Exclusions: Property tax exclusions exclude property value from taxation for various reasons. The amount of taxable market value is reduced by excluding a portion of a property's estimated market value. Minnesota's exclusions include:
Homestead Market Value Exclusion
Veterans with a Disability Homestead Exclusion
Job Opportunity Business Zone (JOBZ) Market Value Exclusion
Plat Law Exclusion
This Old House Exclusion
This Old Business Exclusion
Homestead Property Damaged by Mold Exclusion
Market Value Exclusion for Elderly Living Facilities
The data includes only the Homestead Market Value Exclusion, Veterans with a Disability Homestead Exclusion, Plat Law Exclusion, This Old House Exclusion, This Old Business Exclusion, and Homestead Property Damaged by Mold Exclusion.

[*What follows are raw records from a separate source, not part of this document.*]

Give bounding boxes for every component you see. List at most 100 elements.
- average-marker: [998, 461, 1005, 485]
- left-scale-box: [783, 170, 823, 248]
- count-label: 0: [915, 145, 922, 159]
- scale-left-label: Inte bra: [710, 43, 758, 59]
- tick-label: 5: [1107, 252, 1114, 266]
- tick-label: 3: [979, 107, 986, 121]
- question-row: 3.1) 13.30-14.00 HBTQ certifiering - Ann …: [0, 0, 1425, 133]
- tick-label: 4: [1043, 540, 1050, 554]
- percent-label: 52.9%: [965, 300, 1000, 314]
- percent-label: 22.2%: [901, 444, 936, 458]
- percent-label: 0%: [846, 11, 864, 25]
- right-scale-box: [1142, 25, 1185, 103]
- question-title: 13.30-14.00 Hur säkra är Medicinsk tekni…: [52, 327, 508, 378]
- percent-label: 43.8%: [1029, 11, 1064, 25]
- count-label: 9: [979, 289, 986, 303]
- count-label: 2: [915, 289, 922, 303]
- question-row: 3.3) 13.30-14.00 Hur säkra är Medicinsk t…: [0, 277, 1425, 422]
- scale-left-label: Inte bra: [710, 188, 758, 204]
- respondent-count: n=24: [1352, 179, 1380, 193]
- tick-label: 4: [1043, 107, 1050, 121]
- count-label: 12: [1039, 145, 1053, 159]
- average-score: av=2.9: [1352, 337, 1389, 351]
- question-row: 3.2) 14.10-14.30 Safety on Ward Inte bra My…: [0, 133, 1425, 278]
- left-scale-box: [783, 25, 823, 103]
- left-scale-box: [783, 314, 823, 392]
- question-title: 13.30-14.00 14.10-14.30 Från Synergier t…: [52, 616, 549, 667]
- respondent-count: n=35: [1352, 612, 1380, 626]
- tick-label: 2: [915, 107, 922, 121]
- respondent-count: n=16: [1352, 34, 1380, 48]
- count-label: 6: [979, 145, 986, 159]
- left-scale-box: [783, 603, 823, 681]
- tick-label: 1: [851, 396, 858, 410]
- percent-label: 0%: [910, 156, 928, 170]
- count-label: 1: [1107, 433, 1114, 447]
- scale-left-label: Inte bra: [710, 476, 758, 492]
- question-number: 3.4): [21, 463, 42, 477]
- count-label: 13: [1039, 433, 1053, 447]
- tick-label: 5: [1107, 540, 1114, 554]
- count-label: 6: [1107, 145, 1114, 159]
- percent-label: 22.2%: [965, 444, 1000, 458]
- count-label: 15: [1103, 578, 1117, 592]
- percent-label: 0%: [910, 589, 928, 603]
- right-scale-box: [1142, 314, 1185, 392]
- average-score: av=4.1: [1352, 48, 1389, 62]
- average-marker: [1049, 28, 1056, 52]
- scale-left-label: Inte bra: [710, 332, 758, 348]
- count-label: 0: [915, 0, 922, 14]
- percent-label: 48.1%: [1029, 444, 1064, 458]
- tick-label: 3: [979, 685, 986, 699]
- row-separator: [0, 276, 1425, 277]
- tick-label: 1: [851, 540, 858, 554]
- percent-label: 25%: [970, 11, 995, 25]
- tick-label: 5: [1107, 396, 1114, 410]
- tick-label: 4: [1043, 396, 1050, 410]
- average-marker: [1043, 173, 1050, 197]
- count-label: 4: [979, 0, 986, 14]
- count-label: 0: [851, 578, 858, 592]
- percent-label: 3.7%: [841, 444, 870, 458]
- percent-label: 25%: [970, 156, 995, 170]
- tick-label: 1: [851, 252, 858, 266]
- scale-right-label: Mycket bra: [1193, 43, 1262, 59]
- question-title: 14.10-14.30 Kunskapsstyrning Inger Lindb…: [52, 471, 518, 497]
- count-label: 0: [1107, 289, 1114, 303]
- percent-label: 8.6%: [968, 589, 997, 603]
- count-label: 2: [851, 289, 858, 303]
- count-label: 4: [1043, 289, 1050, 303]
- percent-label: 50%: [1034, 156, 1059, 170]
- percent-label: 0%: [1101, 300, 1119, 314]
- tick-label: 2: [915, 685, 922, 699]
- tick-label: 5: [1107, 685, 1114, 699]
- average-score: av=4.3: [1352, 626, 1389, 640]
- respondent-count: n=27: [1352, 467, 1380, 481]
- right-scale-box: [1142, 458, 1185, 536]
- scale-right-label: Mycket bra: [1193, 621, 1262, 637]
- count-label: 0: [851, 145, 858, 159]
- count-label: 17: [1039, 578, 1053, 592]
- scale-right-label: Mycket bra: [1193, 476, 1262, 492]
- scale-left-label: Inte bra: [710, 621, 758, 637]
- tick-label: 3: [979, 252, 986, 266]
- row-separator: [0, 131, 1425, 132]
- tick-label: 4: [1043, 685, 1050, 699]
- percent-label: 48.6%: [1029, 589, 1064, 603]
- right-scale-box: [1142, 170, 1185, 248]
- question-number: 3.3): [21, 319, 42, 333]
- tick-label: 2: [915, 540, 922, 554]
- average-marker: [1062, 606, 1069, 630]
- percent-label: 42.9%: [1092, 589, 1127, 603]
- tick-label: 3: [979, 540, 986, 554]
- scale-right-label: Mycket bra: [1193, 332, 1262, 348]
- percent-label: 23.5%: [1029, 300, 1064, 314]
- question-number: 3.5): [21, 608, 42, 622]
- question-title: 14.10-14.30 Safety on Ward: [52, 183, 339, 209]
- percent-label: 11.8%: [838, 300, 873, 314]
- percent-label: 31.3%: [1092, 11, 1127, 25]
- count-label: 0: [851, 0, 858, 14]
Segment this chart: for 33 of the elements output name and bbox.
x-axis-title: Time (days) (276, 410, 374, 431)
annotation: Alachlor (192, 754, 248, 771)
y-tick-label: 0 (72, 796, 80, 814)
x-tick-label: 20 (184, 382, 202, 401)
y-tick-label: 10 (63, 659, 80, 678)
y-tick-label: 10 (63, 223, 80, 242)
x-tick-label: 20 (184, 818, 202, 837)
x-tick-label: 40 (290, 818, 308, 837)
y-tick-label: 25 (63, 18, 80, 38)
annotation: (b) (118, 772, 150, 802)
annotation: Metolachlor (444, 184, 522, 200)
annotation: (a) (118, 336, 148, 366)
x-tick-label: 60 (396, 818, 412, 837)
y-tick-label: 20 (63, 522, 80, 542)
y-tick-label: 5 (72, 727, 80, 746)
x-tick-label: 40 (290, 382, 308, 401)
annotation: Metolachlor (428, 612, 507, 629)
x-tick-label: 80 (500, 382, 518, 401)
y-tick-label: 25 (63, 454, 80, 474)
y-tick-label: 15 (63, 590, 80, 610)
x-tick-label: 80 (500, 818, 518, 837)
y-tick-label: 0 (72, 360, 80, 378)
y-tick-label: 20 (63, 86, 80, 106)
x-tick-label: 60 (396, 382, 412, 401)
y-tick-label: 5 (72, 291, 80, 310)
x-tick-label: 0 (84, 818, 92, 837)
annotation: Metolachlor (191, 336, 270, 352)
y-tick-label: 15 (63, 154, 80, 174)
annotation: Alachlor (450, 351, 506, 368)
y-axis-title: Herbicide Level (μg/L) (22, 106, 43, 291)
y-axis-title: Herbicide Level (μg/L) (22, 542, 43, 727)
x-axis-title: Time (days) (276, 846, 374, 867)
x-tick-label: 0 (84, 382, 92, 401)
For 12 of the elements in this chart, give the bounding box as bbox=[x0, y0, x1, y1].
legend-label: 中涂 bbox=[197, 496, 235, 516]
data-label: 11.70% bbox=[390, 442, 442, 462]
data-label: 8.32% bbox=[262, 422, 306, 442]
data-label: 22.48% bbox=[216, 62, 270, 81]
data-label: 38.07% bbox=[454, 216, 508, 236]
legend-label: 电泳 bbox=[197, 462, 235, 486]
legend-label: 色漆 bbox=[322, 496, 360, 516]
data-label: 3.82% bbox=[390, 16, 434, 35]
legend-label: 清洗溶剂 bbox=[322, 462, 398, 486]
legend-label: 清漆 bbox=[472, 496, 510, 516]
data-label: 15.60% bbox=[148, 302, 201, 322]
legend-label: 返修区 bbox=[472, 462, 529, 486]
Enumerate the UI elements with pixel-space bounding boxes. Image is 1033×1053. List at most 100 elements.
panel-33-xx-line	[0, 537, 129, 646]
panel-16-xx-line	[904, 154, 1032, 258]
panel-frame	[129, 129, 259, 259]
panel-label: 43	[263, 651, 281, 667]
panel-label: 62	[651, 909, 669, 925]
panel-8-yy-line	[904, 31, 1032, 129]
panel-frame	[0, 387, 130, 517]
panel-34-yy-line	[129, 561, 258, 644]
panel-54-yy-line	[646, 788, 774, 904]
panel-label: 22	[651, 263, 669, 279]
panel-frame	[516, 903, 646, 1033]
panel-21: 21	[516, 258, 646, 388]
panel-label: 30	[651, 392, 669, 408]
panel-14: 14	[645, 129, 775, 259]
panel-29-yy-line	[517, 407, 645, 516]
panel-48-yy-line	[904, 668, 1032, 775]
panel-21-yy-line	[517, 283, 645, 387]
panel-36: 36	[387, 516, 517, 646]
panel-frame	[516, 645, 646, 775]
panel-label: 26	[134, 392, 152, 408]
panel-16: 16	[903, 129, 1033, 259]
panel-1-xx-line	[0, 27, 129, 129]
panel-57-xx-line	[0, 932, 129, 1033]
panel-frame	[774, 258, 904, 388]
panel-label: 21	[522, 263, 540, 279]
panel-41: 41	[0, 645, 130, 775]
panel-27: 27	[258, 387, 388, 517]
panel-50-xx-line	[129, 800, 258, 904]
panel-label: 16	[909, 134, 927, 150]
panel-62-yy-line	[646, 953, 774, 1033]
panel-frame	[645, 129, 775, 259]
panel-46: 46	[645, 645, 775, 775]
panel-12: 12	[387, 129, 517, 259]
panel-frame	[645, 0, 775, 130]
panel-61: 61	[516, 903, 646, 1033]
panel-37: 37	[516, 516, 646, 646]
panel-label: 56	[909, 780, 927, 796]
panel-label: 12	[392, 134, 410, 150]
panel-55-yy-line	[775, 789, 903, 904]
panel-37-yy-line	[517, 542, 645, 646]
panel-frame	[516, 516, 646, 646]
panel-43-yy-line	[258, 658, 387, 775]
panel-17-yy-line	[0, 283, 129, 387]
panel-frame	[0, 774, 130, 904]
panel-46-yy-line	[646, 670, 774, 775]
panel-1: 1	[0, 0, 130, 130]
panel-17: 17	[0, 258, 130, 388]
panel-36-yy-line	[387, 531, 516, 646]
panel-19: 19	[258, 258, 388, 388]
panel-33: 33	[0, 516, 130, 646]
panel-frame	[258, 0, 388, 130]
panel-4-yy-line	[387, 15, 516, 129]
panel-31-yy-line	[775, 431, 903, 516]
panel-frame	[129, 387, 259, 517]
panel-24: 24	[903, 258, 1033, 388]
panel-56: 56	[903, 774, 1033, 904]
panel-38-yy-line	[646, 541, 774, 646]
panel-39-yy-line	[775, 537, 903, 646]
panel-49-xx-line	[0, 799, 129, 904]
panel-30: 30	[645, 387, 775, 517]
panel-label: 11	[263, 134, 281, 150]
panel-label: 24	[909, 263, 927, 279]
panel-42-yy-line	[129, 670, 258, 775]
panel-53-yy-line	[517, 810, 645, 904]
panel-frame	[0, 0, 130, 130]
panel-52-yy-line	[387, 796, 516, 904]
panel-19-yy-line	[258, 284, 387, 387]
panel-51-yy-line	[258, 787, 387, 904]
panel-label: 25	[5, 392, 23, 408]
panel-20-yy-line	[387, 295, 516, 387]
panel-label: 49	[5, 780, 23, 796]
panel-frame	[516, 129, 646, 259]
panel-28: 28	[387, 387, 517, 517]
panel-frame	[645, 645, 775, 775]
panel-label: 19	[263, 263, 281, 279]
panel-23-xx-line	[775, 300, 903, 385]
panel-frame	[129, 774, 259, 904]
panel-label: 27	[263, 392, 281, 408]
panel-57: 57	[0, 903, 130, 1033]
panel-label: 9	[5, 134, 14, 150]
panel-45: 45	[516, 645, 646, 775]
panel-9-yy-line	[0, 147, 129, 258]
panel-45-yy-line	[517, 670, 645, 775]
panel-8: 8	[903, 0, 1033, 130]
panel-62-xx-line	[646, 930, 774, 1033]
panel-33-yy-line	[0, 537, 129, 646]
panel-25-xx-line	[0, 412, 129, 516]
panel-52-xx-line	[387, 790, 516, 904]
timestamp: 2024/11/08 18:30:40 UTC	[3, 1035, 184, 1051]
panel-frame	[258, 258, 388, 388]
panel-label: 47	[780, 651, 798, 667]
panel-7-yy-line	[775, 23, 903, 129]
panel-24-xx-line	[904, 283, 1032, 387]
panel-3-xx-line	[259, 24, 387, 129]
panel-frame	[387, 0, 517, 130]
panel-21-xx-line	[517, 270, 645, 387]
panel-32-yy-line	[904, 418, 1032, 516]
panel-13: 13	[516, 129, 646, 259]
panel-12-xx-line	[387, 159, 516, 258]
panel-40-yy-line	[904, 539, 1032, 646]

Deferrals: Deferral programs recognize that market value of certain types of property may exceed the value that would be determined if the property were limited to its current use. For example, a piece of agricultural land may be highly valued for development as a residential neighborhood but would carry a much lower value if preserved as agricultural land. To provide protection from these development pressures, deferral programs allow the difference in value and the associated taxes to be deferred, generally with the taxes for a number of years being due once the property changes use or ownership. Minnesota's deferral programs include:
Green Acres Deferral
Rural Preserve Deferral
Open Space Deferral
Metropolitan Ag Preserve
Aggregate Resource Preservation Deferral
The data includes only the Green Acres, Rural Preserve, and Open Space deferrals.
An exemption is when property is not taxable. All real and personal property in the state is considered taxable except Indian lands and other property exempt by law. Tax exemptions are based on the accomplishment of public purposes and not favoring of particular persons or corporations at the expense of taxpayers.